Panama Papers : les raisons d’une publication partielle

Les Panama Papers ont fait trembler la planète pour leurs révélations sur le système international d’évasion fiscale. Lundi, une partie de la base de données qui a permis l’enquête menant à ce scandale a été publiée. Que faut-il en retenir ?

Le scandale Panama Papers a déjà fait beaucoup de bruit, mais les fuites ne sont pas encore terminées. La base de données qui a permis de mettre en lumière le scandale a été mise en ligne pour le grand public lundi. La publication intervient un mois après les premières révélations, sur ce qui est la plus importante affaire d’évasion fiscale jamais publiée. Des millions de documents sont désormais en accès libre, mais à quoi servent-ils ?

  • Qui publie les données ?

La base de données est publiée par l’ICIJ, le Consortium international des journalistes d’investigation, basé à Washington.  L’organisation affirme que cette base est la “plus importante publication sur les sociétés offshore et sur les personnes qui sont derrière elles”. Mais seule une partie des 11.5 millions de documents des Panama Papers est aujourd’hui accessible.

  • Qu’apprend-t-on ?

Cette publication n’apporte pas beaucoup d’informations, puisque les principales révélations ont déjà été effectuées par les journalistes. Cette base de données assure en tout cas la transparence des données, réclamée depuis la publication des nombreux articles sur le scandale.

  • Qui est concerné ?

La base de données contient près de 214 000 noms d’entreprises et de particuliers et lève le voile sur des sociétés-écrans domiciliées dans 21 paradis fiscaux, des Iles Vierges Britanniques à Hong Kong en passant par l’État américain du Nevada. Les noms des entreprises-écrans et des personnes impliquées (quasiment toutes des anonymes) sont clairement exprimées, de même que les adresses des personnes et sociétés incriminées.

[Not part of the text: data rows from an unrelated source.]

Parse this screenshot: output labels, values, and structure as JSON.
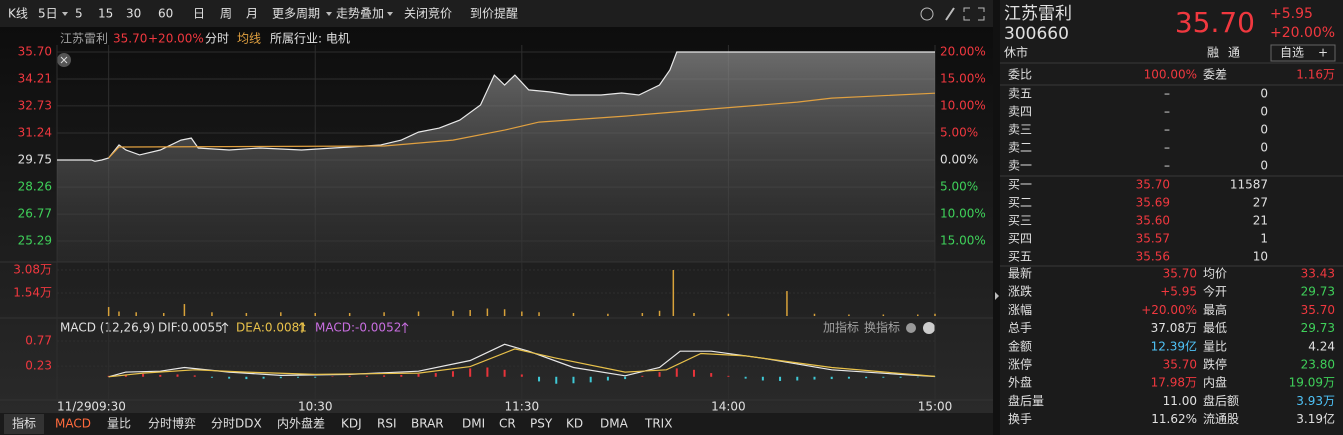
{
  "toolbar": {
    "items": [
      "K线",
      "5日",
      "5",
      "15",
      "30",
      "60",
      "日",
      "周",
      "月",
      "更多周期",
      "走势叠加",
      "关闭竞价",
      "到价提醒"
    ]
  },
  "chart_header": {
    "name": "江苏雷利",
    "price": "35.70",
    "change_pct": "+20.00%",
    "industry": "所属行业: 电机"
  },
  "chart_data": [
    {
      "type": "line",
      "xlim": [
        -15,
        240
      ],
      "xticks": [
        {
          "value": -15,
          "label": "11/29"
        },
        {
          "value": 0,
          "label": "09:30"
        },
        {
          "value": 60,
          "label": "10:30"
        },
        {
          "value": 120,
          "label": "11:30"
        },
        {
          "value": 180,
          "label": "14:00"
        },
        {
          "value": 240,
          "label": "15:00"
        }
      ],
      "ylim": [
        25.29,
        35.7
      ],
      "yticks": [
        {
          "value": 35.7,
          "label": "35.70"
        },
        34.21,
        32.73,
        31.24,
        29.75,
        28.26,
        26.77,
        25.29
      ],
      "y2lim": [
        -15,
        20
      ],
      "y2ticks": [
        {
          "value": 20,
          "label": "20.00%"
        },
        {
          "value": 15,
          "label": "15.00%"
        },
        {
          "value": 10,
          "label": "10.00%"
        },
        {
          "value": 5,
          "label": "5.00%"
        },
        {
          "value": 0,
          "label": "0.00%"
        },
        {
          "value": -5,
          "label": "5.00%"
        },
        {
          "value": -10,
          "label": "10.00%"
        },
        {
          "value": -15,
          "label": "15.00%"
        }
      ],
      "grid": true,
      "series": [
        {
          "name": "分时",
          "color": "#e8e8e8",
          "x": [
            -15,
            -5,
            -4,
            -2,
            0,
            3,
            5,
            9,
            15,
            21,
            24,
            26,
            35,
            44,
            56,
            70,
            79,
            85,
            90,
            96,
            102,
            108,
            112,
            115,
            118,
            122,
            128,
            134,
            143,
            149,
            154,
            160,
            163,
            165,
            240
          ],
          "values": [
            29.75,
            29.75,
            29.68,
            29.75,
            29.86,
            30.58,
            30.3,
            30.03,
            30.3,
            30.85,
            30.96,
            30.41,
            30.3,
            30.41,
            30.3,
            30.47,
            30.58,
            30.85,
            31.29,
            31.51,
            31.95,
            32.78,
            34.43,
            33.88,
            34.43,
            33.61,
            33.5,
            33.33,
            33.33,
            33.44,
            33.33,
            33.88,
            34.71,
            35.7,
            35.7
          ]
        },
        {
          "name": "均线",
          "color": "#e0a040",
          "x": [
            0,
            3,
            80,
            100,
            115,
            125,
            150,
            175,
            200,
            210,
            240
          ],
          "values": [
            29.86,
            30.47,
            30.52,
            30.85,
            31.4,
            31.84,
            32.17,
            32.56,
            32.94,
            33.16,
            33.43
          ]
        }
      ]
    },
    {
      "type": "bar",
      "xlim": [
        -15,
        240
      ],
      "ylim": [
        0,
        30800
      ],
      "yticks": [
        {
          "value": 30800,
          "label": "3.08万"
        },
        {
          "value": 15400,
          "label": "1.54万"
        }
      ],
      "color": "#d8a23a",
      "x": [
        0,
        3,
        8,
        16,
        22,
        30,
        40,
        50,
        60,
        70,
        80,
        90,
        100,
        105,
        110,
        115,
        120,
        125,
        135,
        145,
        155,
        160,
        164,
        170,
        180,
        197,
        205,
        215,
        225,
        235,
        240
      ],
      "values": [
        6000,
        3000,
        2500,
        2000,
        8000,
        2500,
        2000,
        2500,
        2000,
        2000,
        2500,
        3000,
        3500,
        4000,
        5000,
        4500,
        3000,
        2500,
        2000,
        1500,
        2000,
        3500,
        30800,
        2000,
        1500,
        16700,
        1500,
        1000,
        1000,
        1000,
        1500
      ]
    },
    {
      "type": "line",
      "title": "MACD (12,26,9)",
      "readouts": [
        "DIF:0.0055",
        "DEA:0.0081",
        "MACD:-0.0052"
      ],
      "tools": [
        "加指标",
        "换指标"
      ],
      "xlim": [
        -15,
        240
      ],
      "ylim": [
        -0.5,
        0.77
      ],
      "yticks": [
        0.77,
        0.23
      ],
      "series": [
        {
          "color": "#e8e8e8",
          "x": [
            0,
            5,
            15,
            22,
            35,
            50,
            70,
            90,
            105,
            115,
            122,
            135,
            150,
            160,
            166,
            175,
            190,
            210,
            230,
            240
          ],
          "values": [
            0,
            0.1,
            0.12,
            0.2,
            0.1,
            0.03,
            0.05,
            0.12,
            0.35,
            0.7,
            0.55,
            0.2,
            0.02,
            0.2,
            0.55,
            0.55,
            0.4,
            0.15,
            0.05,
            0.0055
          ]
        },
        {
          "color": "#e8c14a",
          "x": [
            0,
            10,
            25,
            40,
            60,
            90,
            105,
            118,
            130,
            150,
            162,
            172,
            185,
            210,
            240
          ],
          "values": [
            0,
            0.08,
            0.15,
            0.1,
            0.05,
            0.08,
            0.22,
            0.6,
            0.4,
            0.1,
            0.15,
            0.5,
            0.45,
            0.2,
            0.0081
          ]
        }
      ],
      "bars": {
        "up_color": "#e8333a",
        "down_color": "#3fc9d6",
        "x": [
          0,
          5,
          10,
          15,
          20,
          25,
          30,
          35,
          40,
          45,
          50,
          55,
          60,
          65,
          70,
          75,
          80,
          85,
          90,
          95,
          100,
          105,
          110,
          115,
          120,
          125,
          130,
          135,
          140,
          145,
          150,
          155,
          160,
          165,
          170,
          175,
          180,
          185,
          190,
          195,
          200,
          205,
          210,
          215,
          220,
          225,
          230,
          235,
          240
        ],
        "values": [
          0.02,
          0.05,
          0.06,
          0.04,
          0.05,
          0.03,
          -0.02,
          -0.04,
          -0.05,
          -0.04,
          -0.03,
          -0.02,
          -0.02,
          0.01,
          0.02,
          0.02,
          0.03,
          0.04,
          0.06,
          0.08,
          0.12,
          0.18,
          0.2,
          0.15,
          0.05,
          -0.1,
          -0.15,
          -0.14,
          -0.12,
          -0.08,
          -0.05,
          0.02,
          0.1,
          0.18,
          0.15,
          0.08,
          0.02,
          -0.04,
          -0.08,
          -0.09,
          -0.08,
          -0.06,
          -0.05,
          -0.04,
          -0.03,
          -0.02,
          -0.02,
          -0.01,
          -0.0052
        ]
      }
    }
  ],
  "bottom_tabs": [
    "指标",
    "MACD",
    "量比",
    "分时博弈",
    "分时DDX",
    "内外盘差",
    "KDJ",
    "RSI",
    "BRAR",
    "DMI",
    "CR",
    "PSY",
    "KD",
    "DMA",
    "TRIX"
  ],
  "quote": {
    "name": "江苏雷利",
    "code": "300660",
    "price": "35.70",
    "change": "+5.95",
    "change_pct": "+20.00%",
    "status": "休市",
    "tags": [
      "融",
      "通"
    ],
    "watch": "自选",
    "watch_add": "+"
  },
  "order_book": {
    "ratio_label": "委比",
    "ratio": "100.00%",
    "diff_label": "委差",
    "diff": "1.16万",
    "sell": [
      [
        "卖五",
        "–",
        "0"
      ],
      [
        "卖四",
        "–",
        "0"
      ],
      [
        "卖三",
        "–",
        "0"
      ],
      [
        "卖二",
        "–",
        "0"
      ],
      [
        "卖一",
        "–",
        "0"
      ]
    ],
    "buy": [
      [
        "买一",
        "35.70",
        "11587"
      ],
      [
        "买二",
        "35.69",
        "27"
      ],
      [
        "买三",
        "35.60",
        "21"
      ],
      [
        "买四",
        "35.57",
        "1"
      ],
      [
        "买五",
        "35.56",
        "10"
      ]
    ]
  },
  "stats": {
    "rows": [
      [
        "最新",
        "35.70",
        "均价",
        "33.43"
      ],
      [
        "涨跌",
        "+5.95",
        "今开",
        "29.73"
      ],
      [
        "涨幅",
        "+20.00%",
        "最高",
        "35.70"
      ],
      [
        "总手",
        "37.08万",
        "最低",
        "29.73"
      ],
      [
        "金额",
        "12.39亿",
        "量比",
        "4.24"
      ],
      [
        "涨停",
        "35.70",
        "跌停",
        "23.80"
      ],
      [
        "外盘",
        "17.98万",
        "内盘",
        "19.09万"
      ],
      [
        "盘后量",
        "11.00",
        "盘后额",
        "3.93万"
      ],
      [
        "换手",
        "11.62%",
        "流通股",
        "3.19亿"
      ]
    ]
  }
}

Pour la France, 304 sociétés offshore sont répertoriées. 1005 personnes sont désignées, 127 supplémentaires étant catégorisées comme intermédiaires. En tout, 873 adresses en France (DOM-TOM compris) sont révélées au grand jour. Les Etats-Unis, souvent considérés comme épargnés depuis le début de l’affaire, sont eux aussi concernés (6254 sociétés offshore, 7325 personnes nommées, 6860 adresses).

La page de Jérôme Cahuzac sur la base de données de ICIJ.
La page de Jérôme Cahuzac sur la base de données de ICIJ
  • Pourquoi ne pas les avoir révélé plus tôt ?

La base de données n’a été rendue publique que lundi, mais on ignore encore les raisons précises de ce timing. Le directeur de l’ICIJ, Gerard Ryle, a expliqué que cette publication avait notamment pour but de voir émerger d’autres révélations grâce à la contribution de la société civile, en particulier dans les 120 pays dans lesquels des données existent mais où aucune enquête journalistique n’a pu être effectuée pour le moment. Les critiques liées au manque de transparence ont peut-être accéléré la diffusion des données, mais aucune explication officielle n’a été donnée.

  • Pourquoi il n’y a pas tout ?

L’ICIJ n’a pas souhaité communiquer l’intégralité des données à sa disposition, par respect de la vie privée. L’organisation dispose de mots de passe, d’accès à des messageries, ou comptes bancaires qu’elle ne considère pas comme nécessaires au public. Les copies d’e‑mails, ou de mémos ne sont pas non plus disponibles.